Malthusian predictions are just ever so common, and people making those predictions — people like Paul Ehrlich, James Hansen, and Al Gore — become rich and famous by making them.
The more optimistic among us, the Cornucopians, think instead that ingenuity and invention are more powerful, and that over time we adapt to new conditions, so that before we’re buried in horse manure we invent the automobile. One of the first of the Cornucopians was Professor Julian Simon, who famously bet Paul Ehrlich on the long term prices of various commodities. If the prices went down in constant dollars, Ehrlich paid Simon; if they went up, Simon paid Ehrlich.
Ehrlich paid Simon — contrary to Ehrlich’s predictions, those commodities actually got cheaper over time.
Recently, John Tierney of the New York Times set up a similar bet, based on the price of oil.
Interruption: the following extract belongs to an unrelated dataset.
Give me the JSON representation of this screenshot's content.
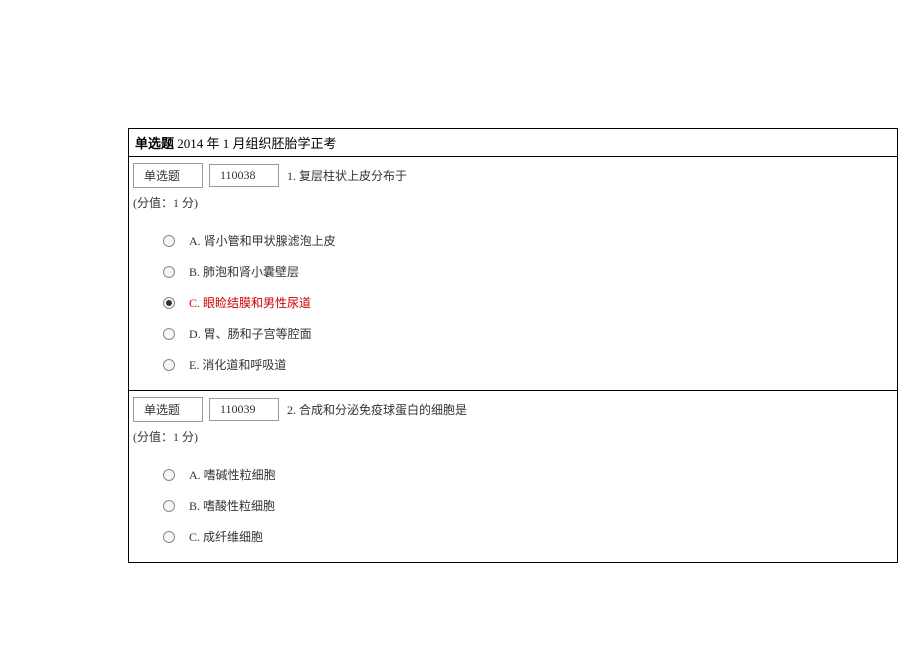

He’s what Tierney said about the outcome:
The past year the price has rebounded, but the average for 2010 has been just under $80, which is the equivalent of about $71 in 2005 dollars — a little higher than the $65 at the time of our bet, but far below the $200 threshold set by Mr. Simmons…. The colleagues handling his affairs reviewed the numbers last week and declared that Mr. Simmons’s $5,000 should be awarded [because Tierney had won the bet.]